Think, for example, of a restaurant with stripped back lighting, bare walls, white tiles and chrome fixtures. Who do you imagine will dine in such a restaurant? And what kind of food will be served? Now, what about a restaurant with plush banquettes, aged-wood panelling and framed paintings? Has your diner aged by a couple of decades?

As in other parts of the western world, a well designed restaurant in London might get mentions in a magazine, gain kudos in awards or even attract the right type of clientèle. Followers of restaurant psychology might even argue that the right restaurant design can increase the average spend of the diner, making restaurant design an incredibly powerful tool for the restaurateur.

Meanwhile, restaurant design in China is a wholly different ball game. Here, it’s less about the fine-tuning and more about the turnover.

Now, we’re not talking about the European restaurants in Shanghai which aspire to their international counterparts. Nor are we talking about international hotel restaurants which are inspired by a brand identity. Rather, we’re talking about restaurants for the mass market.
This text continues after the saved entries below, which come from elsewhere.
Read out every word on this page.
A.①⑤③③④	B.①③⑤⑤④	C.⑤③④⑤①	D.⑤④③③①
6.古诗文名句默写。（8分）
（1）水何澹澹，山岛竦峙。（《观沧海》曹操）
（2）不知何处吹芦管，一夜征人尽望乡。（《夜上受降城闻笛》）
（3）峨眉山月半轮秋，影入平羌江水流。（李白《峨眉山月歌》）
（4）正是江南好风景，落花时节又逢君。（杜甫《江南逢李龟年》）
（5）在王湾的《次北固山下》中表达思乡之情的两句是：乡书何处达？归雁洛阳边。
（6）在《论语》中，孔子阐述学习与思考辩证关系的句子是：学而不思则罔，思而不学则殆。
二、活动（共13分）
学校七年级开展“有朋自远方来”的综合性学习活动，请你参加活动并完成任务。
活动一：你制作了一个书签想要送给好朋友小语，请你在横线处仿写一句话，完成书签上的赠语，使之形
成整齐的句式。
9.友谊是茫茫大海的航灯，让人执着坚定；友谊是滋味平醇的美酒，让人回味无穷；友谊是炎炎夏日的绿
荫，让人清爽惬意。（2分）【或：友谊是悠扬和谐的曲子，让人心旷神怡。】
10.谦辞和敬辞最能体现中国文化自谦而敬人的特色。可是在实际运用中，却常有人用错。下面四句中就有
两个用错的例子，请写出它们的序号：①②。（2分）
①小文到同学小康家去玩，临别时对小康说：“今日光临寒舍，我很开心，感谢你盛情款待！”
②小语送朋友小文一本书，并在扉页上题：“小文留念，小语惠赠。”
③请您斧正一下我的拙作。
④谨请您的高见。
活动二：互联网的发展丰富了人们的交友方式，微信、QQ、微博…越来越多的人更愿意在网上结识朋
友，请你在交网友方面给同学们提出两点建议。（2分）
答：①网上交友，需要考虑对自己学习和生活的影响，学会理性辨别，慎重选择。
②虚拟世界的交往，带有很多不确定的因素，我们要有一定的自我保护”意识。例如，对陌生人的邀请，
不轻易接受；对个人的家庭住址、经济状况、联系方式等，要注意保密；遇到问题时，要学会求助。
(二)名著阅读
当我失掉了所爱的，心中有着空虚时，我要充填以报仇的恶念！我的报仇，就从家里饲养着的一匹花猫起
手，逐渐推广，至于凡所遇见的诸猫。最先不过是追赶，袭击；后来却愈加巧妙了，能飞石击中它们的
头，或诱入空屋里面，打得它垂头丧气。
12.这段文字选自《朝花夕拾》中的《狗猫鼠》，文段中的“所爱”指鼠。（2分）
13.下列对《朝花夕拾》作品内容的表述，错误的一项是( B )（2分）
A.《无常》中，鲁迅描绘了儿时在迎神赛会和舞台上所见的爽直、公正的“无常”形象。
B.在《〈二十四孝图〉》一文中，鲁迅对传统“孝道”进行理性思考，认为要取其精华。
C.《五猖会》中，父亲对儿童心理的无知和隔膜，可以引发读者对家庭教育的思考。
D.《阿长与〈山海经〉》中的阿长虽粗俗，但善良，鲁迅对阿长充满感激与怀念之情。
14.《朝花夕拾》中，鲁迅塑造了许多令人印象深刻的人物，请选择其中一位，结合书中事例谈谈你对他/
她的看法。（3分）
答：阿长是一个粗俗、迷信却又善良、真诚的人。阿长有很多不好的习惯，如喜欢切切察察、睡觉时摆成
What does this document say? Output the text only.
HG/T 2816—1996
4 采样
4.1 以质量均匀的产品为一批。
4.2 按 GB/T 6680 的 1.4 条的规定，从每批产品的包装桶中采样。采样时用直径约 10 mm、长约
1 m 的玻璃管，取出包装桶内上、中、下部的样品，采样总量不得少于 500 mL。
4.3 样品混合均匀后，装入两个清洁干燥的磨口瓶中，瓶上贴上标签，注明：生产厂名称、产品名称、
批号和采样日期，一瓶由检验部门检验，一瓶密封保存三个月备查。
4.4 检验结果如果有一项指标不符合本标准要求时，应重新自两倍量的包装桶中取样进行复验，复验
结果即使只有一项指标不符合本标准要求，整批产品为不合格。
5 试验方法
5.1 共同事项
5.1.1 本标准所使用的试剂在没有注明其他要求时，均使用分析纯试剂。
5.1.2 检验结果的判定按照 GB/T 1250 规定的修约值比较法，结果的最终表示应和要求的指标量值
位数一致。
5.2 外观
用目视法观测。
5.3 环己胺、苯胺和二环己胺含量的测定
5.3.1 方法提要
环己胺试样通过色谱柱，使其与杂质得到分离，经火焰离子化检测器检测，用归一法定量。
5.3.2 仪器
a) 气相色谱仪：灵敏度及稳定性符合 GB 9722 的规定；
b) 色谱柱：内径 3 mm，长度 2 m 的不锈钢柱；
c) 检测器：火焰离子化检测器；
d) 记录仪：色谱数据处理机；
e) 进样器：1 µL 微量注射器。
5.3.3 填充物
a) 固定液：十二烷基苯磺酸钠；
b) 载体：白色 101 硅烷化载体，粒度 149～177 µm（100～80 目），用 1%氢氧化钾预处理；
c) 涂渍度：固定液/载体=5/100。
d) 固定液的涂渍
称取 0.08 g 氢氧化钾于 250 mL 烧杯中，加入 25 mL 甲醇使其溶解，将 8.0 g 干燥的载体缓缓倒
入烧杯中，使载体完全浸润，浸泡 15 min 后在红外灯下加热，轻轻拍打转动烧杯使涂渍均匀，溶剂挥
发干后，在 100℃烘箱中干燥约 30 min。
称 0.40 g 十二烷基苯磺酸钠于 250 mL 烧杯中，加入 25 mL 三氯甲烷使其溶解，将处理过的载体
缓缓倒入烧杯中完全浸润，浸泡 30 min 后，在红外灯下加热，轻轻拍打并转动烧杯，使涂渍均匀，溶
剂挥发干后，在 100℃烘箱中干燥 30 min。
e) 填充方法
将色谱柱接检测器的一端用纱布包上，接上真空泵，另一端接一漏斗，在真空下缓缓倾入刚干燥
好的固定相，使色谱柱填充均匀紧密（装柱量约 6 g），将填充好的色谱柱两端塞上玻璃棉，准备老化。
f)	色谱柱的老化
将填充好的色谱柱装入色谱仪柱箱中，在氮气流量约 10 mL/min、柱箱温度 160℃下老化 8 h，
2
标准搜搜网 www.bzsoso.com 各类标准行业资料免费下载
According to one restaurateur I spoke to last year, a successful restaurant will need to redecorate once every two or three years to maintain a sense of “newness” for its diners. A restaurant that hasn’t been redecorated for seven years or more is basically on its last legs and will have seen dwindling visitor numbers for some years.

The reason? Competition.

The number of restaurants in China is so incomprehensibly large that the only thing which distinguishes between them is that sense of newness. Here, restaurant design isn’t built to last but rather, just until its shiny edge has worn out.